All About Steve is presented in 1.85:1 anamorphic widescreen and has a painfully-long 99 minute run time. Audio is offered in Dolby Digital 5.1, with Spanish and French options in Dolby Surround. Subtitles are available in English (for the hearing impaired) and Spanish.
What All About Steve lacks in the film itself, it slightly makes up for in the extras. The highlight is the audio commentary, which includes Bullock, Cooper, Church and Jeong, as well as director Phil Traill and writer Kim Barker. I didn’t find much to laugh about in the film, but the camaraderie expressed during the commentary made the film much more fun to watch. There’s a lot of making fun of each other, and they all seem to enjoy each other’s company and have fun together—too bad some of that couldn’t have translated into the film. Among the fun factoids shared is that Bullock's mother sings the aria in one scene.

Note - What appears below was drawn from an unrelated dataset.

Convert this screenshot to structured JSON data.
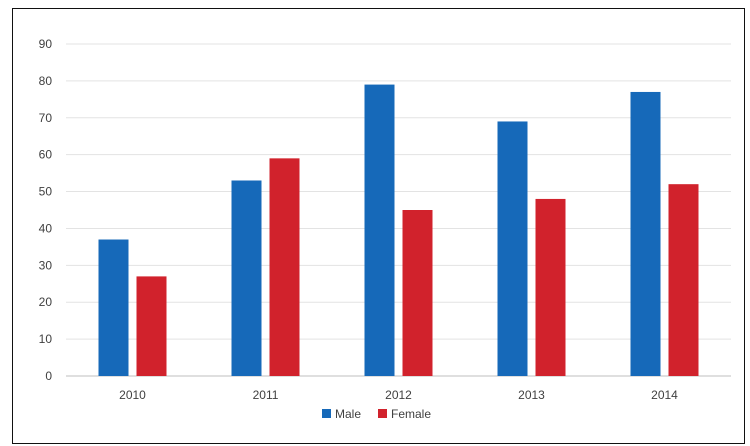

Other extras include six deleted/alternate scenes (9:07) with optional commentary from the crew (minus Church); a hilarious gag reel (5:24), also with optional commentary (minus Church); Bradley Cooper and Ken Jeong's A Capella Duet (1:37), with optional commentary with Cooper, Jeong and Traill; Hollywood Dish with Mena Micheletti (17:35), a fake behind-the-scenes with Reno 911! actress Kerri Kenney; All About All About Steve (10:27), featuring requisite interviews with the cast and crew; Crew Snapshots (accompanied by "Mary's Rap") (3:24); and, lastly, Fox Movie Channel presents Life After Film School with Phil Traill (23:05), in which three film students interview Traill.
I can’t in good conscience recommend All About Steve to anyone, even fans of Bullock and/or Cooper, as the only way to eek out any enjoyment would be to watch the film with the commentary on, which is not a great way to watch any film for the first time.